I recently had the sad experience of attending a memorial service for the son of a friend who had died of a heroin overdose after using heroin laced with fentanyl. I live in a rural area between two relatively small towns, and was shocked to find out that the hospitals were flooded with overdose cases that weekend. I had written about the death of Philip Seymour Hoffman by heroin overdose, but had no idea that heroin use had become so widespread near my home town.
Neptune went into Pisces in 2011 but then retrograded back into Aquarius until February 2012 at which point it moved fully into Pisces. Neptune is the modern ruler of Pisces and they both represent the human desire for a transcendent experience. This transcendent experience can occur in a mystical moment at church, while watching an amazing sunset, in meditation, in creating art, or in less magnificent means such as through drugs and alcohol or mindless television watching. You can read other articles about Neptune in Pisces here.

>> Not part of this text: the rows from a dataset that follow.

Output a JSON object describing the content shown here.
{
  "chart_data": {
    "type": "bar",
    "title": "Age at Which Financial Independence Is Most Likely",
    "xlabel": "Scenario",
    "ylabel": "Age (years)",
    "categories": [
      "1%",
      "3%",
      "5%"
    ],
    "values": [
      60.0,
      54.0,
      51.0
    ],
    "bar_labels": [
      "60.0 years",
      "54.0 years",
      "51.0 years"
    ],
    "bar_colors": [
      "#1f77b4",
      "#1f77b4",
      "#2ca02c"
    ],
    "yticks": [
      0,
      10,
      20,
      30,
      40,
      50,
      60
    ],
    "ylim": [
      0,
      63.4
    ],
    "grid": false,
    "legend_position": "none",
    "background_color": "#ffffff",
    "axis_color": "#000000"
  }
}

I have no first hand knowledge of this, but I understand that the experience of heroin brings a euphoric bliss, a sense of “being wrapped in God’s warmest blanket.” This has Neptune in Pisces written all over it. Neptune was last in Pisces between 1848 and 1862, a period which marked the spread of spiritualism throughout the western world, but also a huge increase in drug addiction:
Harper’s Weekly reported on the prevalent use of opium in the late 1850’s. The journal’s inaugural issue of January 3, 1857, carried the essay, “A Recent Confession of an Opium-Eater,” and in 1858 and 1859, the newspaper ran advertisements for Thomas de Quincey’s Confessions of an English Opium-Eater . News stories and illustrations took readers into opium dens, as well as reported the Second Opium War in which Britain fought to keep open its lucrative opium trade after the Chinese government prohibited the narcotic.
Harper’s Weekly alerted the public that the opium habit was spreading in New York City and across America. Custom houses reported 300,000 pounds imported in 1858, estimating 90 percent was intended for recreational use. It was a problem which affected all classes and ethnic groups, from Broadway to the Bowery. The effects of opium addiction could be noted in the “glassy eyes in Fifth Avenue drawing-rooms and opera-stalls,” and in the babies of beggar-women. The infants’ sleepiness was induced by laudanum (an opium derivative), which kept the children “fuddled continually, and permanently stupefied.” It was, in fact, a common remedy used by American and British parents, especially poor ones, for infants who were experiencing teething or other pains.
Apparently the extensive use of heroin and the danger of overdose has significantly increased with the passage of Neptune through Pisces in our century as well:
In just two years, deaths from heroin overdoses doubled in the U.S., according to a new report (PDF) from the Centers for Disease Control and Prevention. [This corresponds exactly to the time of Neptune’s entry into Pisces.]
In a survey of 28 states, the agency found the death rate increased from 1.0 to 2.1 per 100,000. At the same time, deaths from heroin’s prescription counterparts, opioid pain relievers like hydrocodone and oxycodone, declined from 6.0 per 100,000 in 2010 to 5.6 per 100,000 in 2012.
Lest we despair, we must remember that the planets don’t create these problems. Neptune’s role is to inspire us to achieve that mystical and magical experience – it is up to us to choose the direction we will take in reaching for the rainbow.
The symbol for Pisces is two fish swimming in opposite directions. Pisces is said to be the sign of the saint and the sinner, the priest and the addict. It is our choice, as it always is, whether we will take the easy road of sleep and unconsciousness, or remain awake and utilize the powerful energy of change that is coming.